- Ayrıntılar
-
Kategori: Makaleleri
Yazar Ekrem Hakkı AYVERDİ
Denebilir ki Yahyâ Kemal’in sebeb-i hayâtı, yaşamasının sâiki, onu dev kuvvetiyle harekete getiren irâdenin menba’ı azametli, büyük bir milletin ferdi olmak sevinç ve gurûrudur. Hâlıkı, bu koca arı kovanında ona milletin dehâsını övmek vazifesini vermiş, o da bu hizmeti tehâlükle kabullenmiş, her nefes alışında ubûdiyet râh-ı müstakîminde îcâbını icrâ eylemiştir. Bu çizgiden çıkar gibi göründüğü ve gösterilmek istendiği demleri bile, lüzumlu malzemeyi beşeriyet kazanında kaynatıp kalıba dökmek ve şuûra intikal ettirmek için geçirdiği sancılı zamanlarıdır.
Yahyâ Kemal ifâde vâsıtası olarak, insanda sâdır olabilecek en asil mahsûl olan edebiyâtı, daha doğrusu şiiri benimsemiştir. Tabiî bu intihapta, meşrep ve kabiliyeti başlıca âmildi; fakat başka sâhalarda da şâyân-ı hayret nüfûz-ı nazar, idrak ve ifâde örnekleri verilmiştir.
Yahyâ Kemal şiir ve edebiyat için yaratılmıştı, bunda tereddüt yoktur. Bütün tekniğiyle nik ü bed’iyle bildiği bu sâhanın sâhibkırânı oldu. Böyle oldu da fikir adamı olmadı mı? Târihçi değil midir? Bunların küçük ve günlük tafsilâtına inmeden târihin halkalarını geçirip selsebil gibi akışını ortaya dökmemiş midir? Bizim şehâmetli târihimizin revnakını duyup duyurmamış mıdır?
Bunun gibi mûsıkîmizin en derin mânâlarını kavrayan, anlayan da o olmuştur. Ve bu mûsîkiyi istihfâf edenleri görmek azâbı içinde "Ve ondan anlamayan bir şey anlamaz bizden" mısra’ını hâtifi, mâverâî edâsıyla o söylememiş midir?
Bu mesleklerin adamları Yahyâ Kemal’i bu cephelerinden ele almışlar mıdır? Pek zannetmiyorum. Her ne hâl ise gocunmaklar bir tarafa bırakılınca, üzerinde durulacak pek çok hakikatleri Yahyâ Kemal’in sözlerinde buluruz. Meselâ mûsıkî târihimizi ve mûsıkî anlayışımızı, kül olarak, Itrî destânının kırkdokuz mısra’ında toplayıvermiştir.

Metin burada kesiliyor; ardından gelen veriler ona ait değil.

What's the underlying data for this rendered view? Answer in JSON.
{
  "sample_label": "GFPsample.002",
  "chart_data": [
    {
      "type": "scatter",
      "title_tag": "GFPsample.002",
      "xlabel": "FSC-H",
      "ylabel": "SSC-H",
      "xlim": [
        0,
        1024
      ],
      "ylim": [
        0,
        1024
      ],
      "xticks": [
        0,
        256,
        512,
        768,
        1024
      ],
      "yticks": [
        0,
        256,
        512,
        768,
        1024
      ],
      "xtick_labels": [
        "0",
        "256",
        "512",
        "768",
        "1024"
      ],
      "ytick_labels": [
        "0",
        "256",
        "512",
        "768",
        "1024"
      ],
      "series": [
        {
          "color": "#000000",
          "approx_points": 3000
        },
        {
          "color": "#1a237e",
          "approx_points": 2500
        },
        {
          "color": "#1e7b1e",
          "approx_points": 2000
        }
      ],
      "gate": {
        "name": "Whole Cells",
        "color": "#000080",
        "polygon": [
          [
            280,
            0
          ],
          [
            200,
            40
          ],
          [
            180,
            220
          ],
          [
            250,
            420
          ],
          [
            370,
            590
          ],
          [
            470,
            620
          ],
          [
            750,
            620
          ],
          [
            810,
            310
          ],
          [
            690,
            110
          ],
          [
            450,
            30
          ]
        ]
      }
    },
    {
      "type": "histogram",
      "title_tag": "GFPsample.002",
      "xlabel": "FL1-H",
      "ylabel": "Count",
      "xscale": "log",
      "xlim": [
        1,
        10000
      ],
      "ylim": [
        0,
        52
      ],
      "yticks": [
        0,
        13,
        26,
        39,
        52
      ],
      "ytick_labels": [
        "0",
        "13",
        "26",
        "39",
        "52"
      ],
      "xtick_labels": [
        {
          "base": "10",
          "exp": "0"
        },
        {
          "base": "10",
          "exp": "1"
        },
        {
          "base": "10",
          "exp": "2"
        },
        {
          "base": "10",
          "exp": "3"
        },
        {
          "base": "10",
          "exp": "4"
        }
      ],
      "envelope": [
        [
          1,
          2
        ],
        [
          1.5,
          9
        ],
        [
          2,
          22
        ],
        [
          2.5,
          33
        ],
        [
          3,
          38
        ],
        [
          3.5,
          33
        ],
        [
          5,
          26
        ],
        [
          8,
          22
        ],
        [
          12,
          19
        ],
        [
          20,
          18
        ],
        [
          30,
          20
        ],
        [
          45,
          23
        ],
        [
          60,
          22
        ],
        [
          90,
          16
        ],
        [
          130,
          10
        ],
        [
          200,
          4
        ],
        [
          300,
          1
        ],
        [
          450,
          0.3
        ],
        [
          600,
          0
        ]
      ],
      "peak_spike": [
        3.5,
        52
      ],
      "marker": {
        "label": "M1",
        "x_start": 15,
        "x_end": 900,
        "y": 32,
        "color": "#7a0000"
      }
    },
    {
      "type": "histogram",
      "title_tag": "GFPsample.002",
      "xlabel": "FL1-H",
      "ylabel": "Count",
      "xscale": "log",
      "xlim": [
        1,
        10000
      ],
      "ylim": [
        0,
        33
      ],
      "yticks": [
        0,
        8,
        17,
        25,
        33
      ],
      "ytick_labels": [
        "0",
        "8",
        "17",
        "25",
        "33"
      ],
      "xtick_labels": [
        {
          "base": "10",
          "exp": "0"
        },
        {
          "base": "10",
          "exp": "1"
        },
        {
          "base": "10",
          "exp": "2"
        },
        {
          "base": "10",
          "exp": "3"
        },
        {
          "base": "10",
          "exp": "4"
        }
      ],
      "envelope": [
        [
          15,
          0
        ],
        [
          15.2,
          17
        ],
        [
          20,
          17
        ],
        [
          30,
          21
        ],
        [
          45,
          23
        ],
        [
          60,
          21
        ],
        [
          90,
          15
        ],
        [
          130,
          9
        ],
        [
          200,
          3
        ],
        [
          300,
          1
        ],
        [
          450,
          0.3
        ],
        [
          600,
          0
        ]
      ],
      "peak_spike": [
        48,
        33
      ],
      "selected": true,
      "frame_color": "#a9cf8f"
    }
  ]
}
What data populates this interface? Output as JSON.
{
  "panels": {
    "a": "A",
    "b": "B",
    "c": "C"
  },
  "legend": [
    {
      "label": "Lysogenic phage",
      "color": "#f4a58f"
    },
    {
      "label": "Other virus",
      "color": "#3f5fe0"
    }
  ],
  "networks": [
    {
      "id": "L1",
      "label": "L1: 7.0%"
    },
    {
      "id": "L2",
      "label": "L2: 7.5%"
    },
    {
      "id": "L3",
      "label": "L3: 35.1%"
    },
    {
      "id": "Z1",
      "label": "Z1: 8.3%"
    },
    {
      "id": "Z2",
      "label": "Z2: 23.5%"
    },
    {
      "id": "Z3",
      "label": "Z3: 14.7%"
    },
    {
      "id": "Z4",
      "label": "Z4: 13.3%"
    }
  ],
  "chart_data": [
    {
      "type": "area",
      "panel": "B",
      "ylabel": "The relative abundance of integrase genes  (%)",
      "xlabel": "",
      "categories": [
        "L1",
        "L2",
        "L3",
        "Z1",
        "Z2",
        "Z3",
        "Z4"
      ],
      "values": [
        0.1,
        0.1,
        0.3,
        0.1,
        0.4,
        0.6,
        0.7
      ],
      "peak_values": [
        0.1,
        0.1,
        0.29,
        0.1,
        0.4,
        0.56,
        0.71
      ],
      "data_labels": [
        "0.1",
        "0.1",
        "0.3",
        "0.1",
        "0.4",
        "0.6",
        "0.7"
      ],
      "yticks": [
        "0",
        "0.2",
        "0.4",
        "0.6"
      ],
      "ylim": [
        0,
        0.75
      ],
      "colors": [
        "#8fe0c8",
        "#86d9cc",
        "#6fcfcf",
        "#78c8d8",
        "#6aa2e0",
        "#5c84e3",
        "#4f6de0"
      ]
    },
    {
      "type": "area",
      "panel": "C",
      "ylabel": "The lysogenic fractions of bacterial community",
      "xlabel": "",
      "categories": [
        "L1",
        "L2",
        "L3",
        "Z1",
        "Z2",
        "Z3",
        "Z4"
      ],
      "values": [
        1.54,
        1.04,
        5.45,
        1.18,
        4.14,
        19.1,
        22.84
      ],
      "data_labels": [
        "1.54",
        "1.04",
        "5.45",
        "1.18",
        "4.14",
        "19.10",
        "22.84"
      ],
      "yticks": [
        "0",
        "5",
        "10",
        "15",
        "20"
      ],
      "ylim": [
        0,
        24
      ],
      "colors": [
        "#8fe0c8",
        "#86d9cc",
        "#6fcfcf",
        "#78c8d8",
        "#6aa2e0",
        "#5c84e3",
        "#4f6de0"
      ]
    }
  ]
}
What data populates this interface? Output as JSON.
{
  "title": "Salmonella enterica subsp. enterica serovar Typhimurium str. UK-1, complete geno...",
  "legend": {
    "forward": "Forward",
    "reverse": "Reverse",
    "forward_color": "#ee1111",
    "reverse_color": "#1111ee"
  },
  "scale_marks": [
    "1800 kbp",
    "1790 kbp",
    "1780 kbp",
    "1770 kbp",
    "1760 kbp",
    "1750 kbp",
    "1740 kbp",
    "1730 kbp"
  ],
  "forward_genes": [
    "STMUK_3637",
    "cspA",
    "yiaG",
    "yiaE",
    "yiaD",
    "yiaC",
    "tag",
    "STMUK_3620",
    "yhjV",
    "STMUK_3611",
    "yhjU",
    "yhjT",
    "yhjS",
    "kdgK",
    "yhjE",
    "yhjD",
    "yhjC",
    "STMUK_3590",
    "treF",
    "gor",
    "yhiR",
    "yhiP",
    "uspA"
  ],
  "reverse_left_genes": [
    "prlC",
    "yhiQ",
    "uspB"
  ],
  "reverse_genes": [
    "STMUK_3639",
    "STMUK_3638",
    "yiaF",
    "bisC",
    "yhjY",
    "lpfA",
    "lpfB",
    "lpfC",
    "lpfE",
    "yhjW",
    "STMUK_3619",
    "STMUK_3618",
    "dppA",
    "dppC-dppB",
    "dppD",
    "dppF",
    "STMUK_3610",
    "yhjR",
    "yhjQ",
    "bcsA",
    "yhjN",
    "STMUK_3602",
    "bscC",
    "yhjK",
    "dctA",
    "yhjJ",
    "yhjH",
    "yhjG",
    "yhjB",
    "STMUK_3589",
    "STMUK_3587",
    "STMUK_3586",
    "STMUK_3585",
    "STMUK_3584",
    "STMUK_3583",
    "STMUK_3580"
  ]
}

Bir gün o fikirler anlaşılacak ve üstünde cildler yazılabilecektir.
Yahyâ Kemal mîmârî fikirlerini, şiirinden çok nesrinde ifâde etmiştir. Süleymâniye’ye, onun gibi âbidelere, şehirlere, semtlere hayran idi. Fakat Yahyâ Kemal hehangi bir ferd gibi, binâların parakende güzelliklerine, hâtta tenâsüb ve edâlarında kalmayıp, âbidelere bir vatan meydana getirilmiş olması tarafiyle alâkalanmış, bundan duyduğu sevinci son derece güzel ifâde etmiştir. En realist bir görüşle bu milletin o, asırda değişmez, eğilmez, bükülmez, eskimez büyük meziyetlerinin ancak bir yerde karar kıldıktan sonra hârikalar doğurabileceğini müşâhede etmiş, bu en güzel ve en büyüğün yapıldığını idrak ile de hükmünün isâbetini görmek saâdetine ulaşmıştır.